Jets nose tackle Damon Harrison ready to eat up competition

The monstrous Damon Harrison has received praise from the coaching staff this preseason. Credit: Getty Images The monstrous Damon Harrison has received praise from the coaching staff this preseason.
Credit: Getty Images

Big Snacks is ready to start feasting.

Last year at this time, Jets nose tackle Damon Harrison was a relative unknown on the roster, a player from tiny NAIA program William Penn who came into rookie minicamp as an undrafted rookie free agent with low expectations. But he stuck around to take part in offseason workouts, training camp and a preseason where he was raw but solid.

Somehow, after roster cuts in late August, Harrison was still on the 53-man roster, four months after he first linked up with the Jets. Now, he’s on the two-deep and could be the starting nose tackle against the Buccaneers in Week 1. For a player given the name “Big Snacks” last year by the coaching staff, it has been a long road to get here.

“I haven’t changed anything from the day that I’ve been here. Still working hard,” Harrison told Metro. “I’ve got the frame of mind that at any time I could be sent home. Because let’s be honest, I could well be.”

Harrison clasps his hands together and pauses.

“This could all be gone. I wasn’t supposed to be here.”

He was supposed to be a depth player a season ago. Most fans assumed he was on the low end of the roster and likely wouldn’t be around beyond a few weeks. But Harrison kept sticking around and started to grow as a player as he honed his technique.
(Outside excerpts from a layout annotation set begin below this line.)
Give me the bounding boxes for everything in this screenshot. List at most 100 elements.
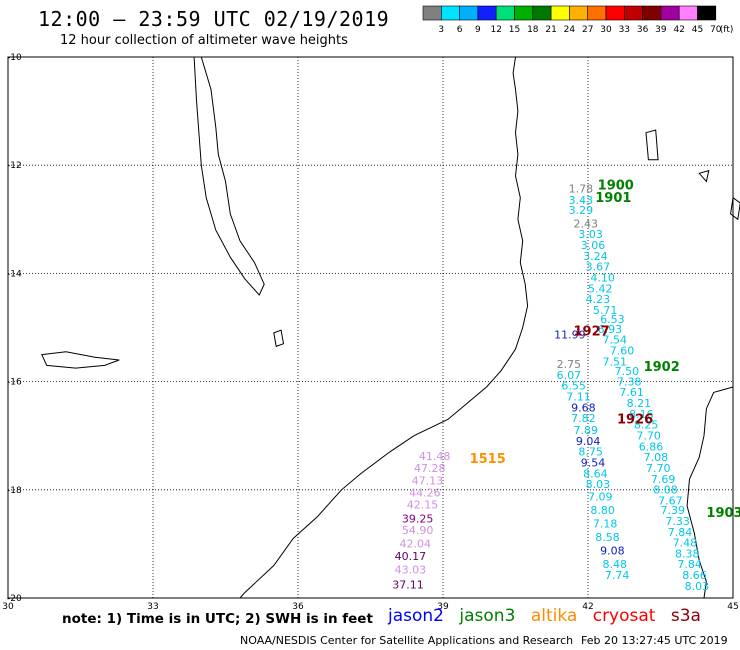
legend-tick-label: 24: [564, 25, 576, 35]
wave-height-label: 3.67: [586, 261, 611, 274]
legend-tick-label: 39: [655, 25, 667, 35]
legend-tick-label: 18: [527, 25, 539, 35]
legend-swatch: [678, 5, 698, 21]
wave-height-label: 43.03: [395, 564, 427, 577]
coastline-mozambique: [239, 56, 529, 599]
wave-height-label: 42.04: [400, 538, 432, 551]
wave-height-label: 7.61: [619, 386, 644, 399]
wave-height-label: 3.24: [583, 250, 608, 263]
satellite-cryosat: cryosat: [592, 606, 656, 626]
legend-swatch: [660, 5, 680, 21]
wave-height-label: 5.71: [593, 304, 618, 317]
lat-tick-label: -18: [7, 486, 22, 496]
island-anjouan: [698, 169, 710, 183]
legend-swatch: [514, 5, 534, 21]
page-subtitle: 12 hour collection of altimeter wave hei…: [60, 33, 348, 48]
legend-swatch: [569, 5, 588, 21]
wave-height-label: 7.60: [610, 345, 635, 358]
legend-tick-label: 70: [710, 25, 722, 35]
wave-height-label: 39.25: [402, 512, 434, 525]
lat-tick-label: -12: [7, 161, 22, 171]
wave-height-label: 37.11: [392, 578, 424, 591]
legend-swatch: [697, 5, 717, 21]
lake-outline-west: [41, 351, 120, 369]
wave-height-label: 7.54: [603, 334, 628, 347]
lon-tick-label: 30: [2, 602, 14, 612]
wave-height-label: 7.08: [644, 451, 669, 464]
wave-height-label: 7.18: [593, 518, 618, 531]
wave-height-label: 8.16: [629, 408, 654, 421]
lon-tick-label: 36: [292, 602, 304, 612]
lon-tick-label: 39: [437, 602, 449, 612]
wave-height-label: 1.78: [569, 182, 594, 195]
wave-height-label: 8.25: [634, 419, 659, 432]
legend-swatch: [477, 5, 497, 21]
wave-height-label: 7.50: [615, 365, 640, 378]
legend-unit-label: (ft): [720, 25, 734, 35]
lon-tick-label: 42: [582, 602, 593, 612]
wave-height-label: 7.84: [668, 526, 693, 539]
wave-height-label: 8.48: [603, 558, 628, 571]
legend-swatch: [532, 5, 552, 21]
wave-height-label: 4.23: [586, 293, 611, 306]
wave-height-label: 7.70: [646, 462, 671, 475]
wave-height-label: 6.55: [561, 380, 586, 393]
legend-swatch: [587, 5, 607, 21]
wave-height-label: 7.69: [651, 473, 676, 486]
lat-tick-label: -14: [7, 269, 22, 279]
wave-height-label: 2.43: [574, 217, 599, 230]
wave-height-label: 7.11: [566, 391, 591, 404]
wave-height-label: 2.75: [557, 358, 582, 371]
lake-malawi: [193, 56, 265, 296]
legend-tick-label: 21: [545, 25, 556, 35]
legend-tick-label: 9: [475, 25, 481, 35]
wave-height-label: 8.64: [583, 467, 608, 480]
wave-height-label: 47.28: [414, 462, 446, 475]
legend-tick-label: 15: [509, 25, 520, 35]
wave-height-label: 7.67: [658, 494, 683, 507]
wave-height-label: 41.48: [419, 450, 451, 463]
lake-chilwa: [273, 329, 285, 348]
wave-height-label: 8.58: [595, 531, 620, 544]
wave-height-label: 9.54: [581, 457, 606, 470]
page-title: 12:00 – 23:59 UTC 02/19/2019: [38, 7, 390, 31]
coastline-madagascar: [686, 386, 734, 599]
wave-height-label: 4.10: [590, 272, 615, 285]
legend-tick-label: 3: [438, 25, 444, 35]
wave-height-label: 6.53: [600, 313, 625, 326]
units-note: note: 1) Time is in UTC; 2) SWH is in fe…: [62, 611, 373, 627]
wave-height-label: 6.93: [598, 323, 623, 336]
lat-tick-label: -20: [7, 594, 22, 604]
wave-height-label: 7.51: [603, 355, 628, 368]
legend-swatch: [642, 5, 662, 21]
wave-height-label: 9.04: [576, 435, 601, 448]
wave-height-label: 7.48: [673, 537, 698, 550]
wave-height-label: 8.66: [682, 569, 707, 582]
wave-height-label: 9.68: [571, 401, 596, 414]
wave-height-label: 40.17: [395, 550, 427, 563]
pass-time-label: 1515: [470, 452, 506, 467]
wave-height-label: 8.03: [586, 478, 611, 491]
wave-height-label: 11.99: [554, 328, 586, 341]
wave-height-label: 7.74: [605, 569, 630, 582]
footer-timestamp: Feb 20 13:27:45 UTC 2019: [581, 634, 728, 647]
wave-height-label: 8.21: [627, 397, 652, 410]
legend-swatch: [624, 5, 643, 21]
satellite-s3a: s3a: [670, 606, 701, 626]
map-frame: [7, 56, 734, 599]
legend-tick-label: 45: [692, 25, 703, 35]
satellite-legend: jason2 jason3 altika cryosat s3a: [388, 606, 711, 626]
satellite-jason2: jason2: [388, 606, 444, 626]
wave-height-label: 3.29: [569, 204, 594, 217]
satellite-altika: altika: [530, 606, 578, 626]
pass-time-label: 1900: [598, 179, 634, 194]
lat-tick-label: -16: [7, 378, 22, 388]
wave-height-label: 7.70: [636, 429, 661, 442]
wave-height-label: 6.86: [639, 440, 664, 453]
island-mayotte: [730, 196, 740, 221]
legend-tick-label: 33: [619, 25, 630, 35]
legend-tick-label: 27: [582, 25, 593, 35]
wave-height-label: 7.09: [588, 491, 613, 504]
color-legend: 3 6 9 12 15 18 21 24 27 30 33 36 39 42 45 70(ft): [422, 5, 734, 35]
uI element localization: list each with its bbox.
But he rarely played in the first part of the season and was inactive for most games.

But he stood on the sidelines in a track suit and watched and waited.

When nose tackle Sione Pouha suffered a lower-back injury, Harrison was finally activated and eventually played in five games. He didn’t register a tackle but that doesn’t matter as he was just on the field. It seemed like he would never get there.
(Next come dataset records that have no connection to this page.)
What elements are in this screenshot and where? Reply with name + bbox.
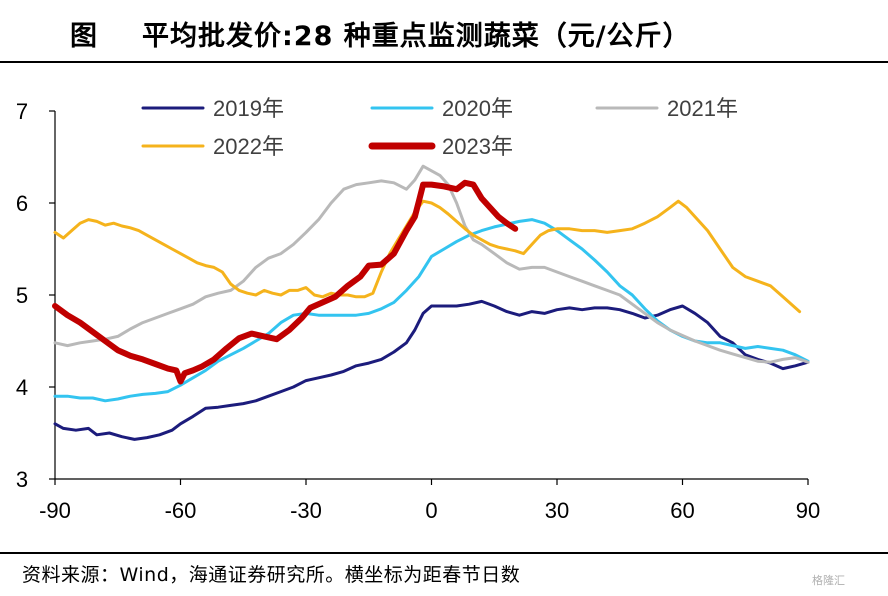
y-tick-label: 7 bbox=[16, 99, 28, 124]
y-tick-label: 5 bbox=[16, 283, 28, 308]
figure-label: 图 bbox=[70, 21, 97, 52]
legend-label: 2021年 bbox=[667, 96, 738, 121]
legend-label: 2023年 bbox=[442, 134, 513, 159]
watermark-logo: 格隆汇 bbox=[812, 574, 845, 587]
chart-title-bar: 图 平均批发价:28 种重点监测蔬菜（元/公斤） bbox=[0, 0, 888, 60]
legend-label: 2022年 bbox=[213, 134, 284, 159]
series-line-0 bbox=[53, 299, 810, 441]
source-note: 资料来源：Wind，海通证券研究所。横坐标为距春节日数 bbox=[22, 564, 521, 586]
x-tick-label: 90 bbox=[796, 498, 820, 523]
legend-label: 2020年 bbox=[442, 96, 513, 121]
y-tick-label: 4 bbox=[16, 375, 28, 400]
title-divider bbox=[0, 61, 888, 63]
series-line-3 bbox=[53, 199, 802, 314]
y-tick-label: 3 bbox=[16, 467, 28, 492]
footer-divider bbox=[0, 552, 888, 554]
x-tick-label: -90 bbox=[39, 498, 71, 523]
x-tick-label: 0 bbox=[425, 498, 437, 523]
x-tick-label: 60 bbox=[670, 498, 694, 523]
series-line-4 bbox=[52, 179, 519, 385]
x-tick-label: -30 bbox=[290, 498, 322, 523]
y-tick-label: 6 bbox=[16, 191, 28, 216]
legend-label: 2019年 bbox=[213, 96, 284, 121]
chart-title: 平均批发价:28 种重点监测蔬菜（元/公斤） bbox=[142, 21, 691, 52]
x-tick-label: -60 bbox=[165, 498, 197, 523]
series-line-2 bbox=[53, 164, 810, 364]
x-tick-label: 30 bbox=[545, 498, 569, 523]
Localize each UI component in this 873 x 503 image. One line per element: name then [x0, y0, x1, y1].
His twisting, turning trip to the NFL started long before last summer or even when he was a standout at tiny William Penn. In high school, Harrison was cut twice from the football team and then was cut by the junior college team before he worked the overnight shift at WalMart. Eventually, through a former coach, he ended up at William Penn in Oskaloosa, Iowa where he ended up being a standout on the interior of the defensive line for the Statesmen.

But success against schools like Waldorf and Marian didn’t exactly register with NFL scouts. Harrison was a virtual unknown before the 2012 NFL Draft.

Yet in his mind, the thought of the NFL was always there, in large part because men who are 6-foot-4 and 333 pounds like Harrison don’t move as well as he does.

Harrison is now making a real push to start over Kenrick Ellis, a third-round pick in 2011. He registered seven tackles and was singled out for praise by head coach Rex Ryan following the Jets’ third game of preseason against the Giants.

It is a dream come true for a player who was penciled in by many as just another training camp hopeful. He even admits that he didn’t see all this coming so soon.

“It didn’t become a reality until my senior year was done and I actually started training for the draft or tryouts or whatever. I didn’t think I’d be here so fast,” Harrison said. “Everyone I heard from said I’d be on the practice squad for two years and be a developmental guy— that I’d have to wait my turn. But that made me work harder because I hate that. I hate when anyone tells me what I can’t do, when they put limitations on my life.

“If you work hard, there are no limits. And that’s what I’m going to continue to do.”